Some data providers are claiming that data driven AI programs enable them to predict the future of property markets with great accuracy, but in my mind there are huge risks when it comes to using AI to make property predictions.
AI works by copying human intelligence using algorithms that analyse large amounts of data, identify data patterns and make decisions based on those patterns.
These tasks can now be accomplished much more quickly than ever with AI, but when we use data driven algorithms and filters to predict property prices, there are some huge issues.
Algorithms give everyone the same prediction
Any solution that relies purely on data to make property market predictions will always produce the same prediction from the same data inputs.
This means that every buyer’s agent or investor using such programs will get the same forecast for any suburb that they research.

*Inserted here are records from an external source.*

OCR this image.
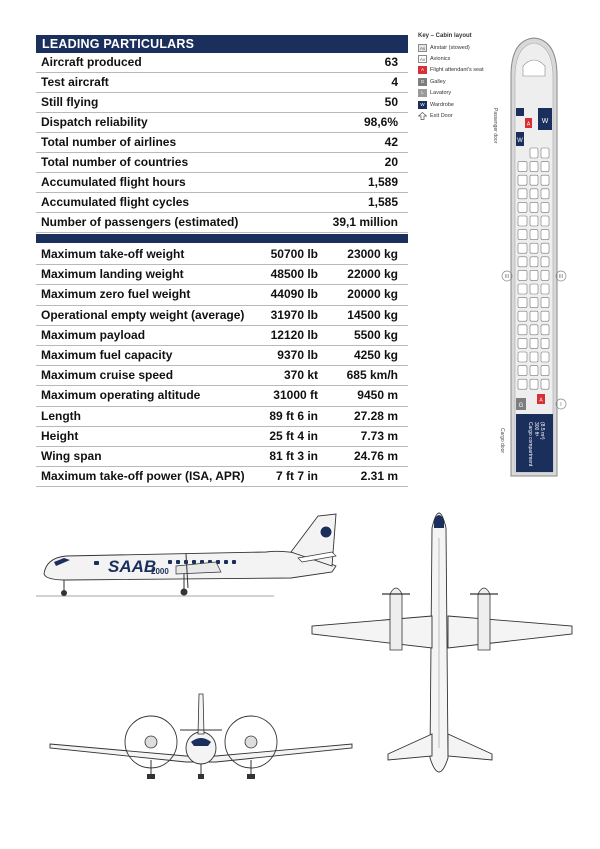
LEADING PARTICULARS
Aircraft produced	63
Test aircraft	4
Still flying	50
Dispatch reliability	98,6%
Total number of airlines	42
Total number of countries	20
Accumulated flight hours	1,589
Accumulated flight cycles	1,585
Number of passengers (estimated)	39,1 million
Maximum take-off weight	50700 lb 23000 kg
Maximum landing weight	48500 lb 22000 kg
Maximum zero fuel weight	44090 lb 20000 kg
Operational empty weight (average) 31970 lb 14500 kg
Maximum payload	12120 lb	5500 kg
Maximum fuel capacity	9370 lb	4250 kg
Maximum cruise speed	370 kt 685 km/h
Maximum operating altitude	31000 ft	9450 m
Length	89 ft 6 in	27.28 m
Height	25 ft 4 in	7.73 m
Wing span	81 ft 3 in	24.76 m
Maximum take-off power (ISA, APR)	7 ft 7 in	2.31 m
Key – Cabin layout
As Airstair (stowed)
Av Avionics
A	Flight attendant's seat
G	Galley
L	Lavatory
W Wardrobe
Exit Door
W
A
W
G
A
Cargo compartment 300 ft³ (8.5 m³)
III	III
I
Passenger door
Cargo door
SAAB
2000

This is a huge problem because it means that the AI program itself could cause the outcome it predicts.
Here’s the scenario - the data driven program predicts that a suburb or city is about to boom, and so buyers rush in to take advantage while the market is still warm and not yet hot. This growth in buyer demand then causes prices to soar.
Note: This could work out if the demand was coming from genuine owner occupiers seeking homes, but if the demand comes mainly from investors it can turn into a speculative bubble.
The consequences for investors can be disastrous when the bubble busts and prices crash.
Speculative booms often turn into bubbles and bust
Over a decade ago, property market booms in Queensland and Western Australia became bubbles when investors competed to buy, unsupported by a genuine demand for accommodation.
Rental vacancy rates rose, landlords were unable to secure tenants and as markets were flooded with properties for sale, prices crashed.
The same boom, bubble and bust sequence occurred in the Gold Coast unit market during the period 2002 to 2013, when large numbers of high density, high rise units (with one or two year rental guarantees built in) were sold off the plan to investors.
Speculative investor demand turned warm markets into hot ones, but as soon as the resulting rental supply exceeded the rental demand, rents fell, vacancy rates rose, and as desperate investors tried to sell, prices crashed, falling by 55% in six years.
Data driven predictions can only analyse current trends
Investors need to know where the booms, bubbles and busts of the future are likely to occur as a result of trend changes which have not yet emerged, but AI systems which rely on data points, no matter how many are involved, can only make predictions based on current trends.
This means that if enough investors are motivated to buy in so called warm markets or hot spots, then false booms can occur, leading to price crashes, busts and massive investor losses, none of which were anticipated by the AI generated solution.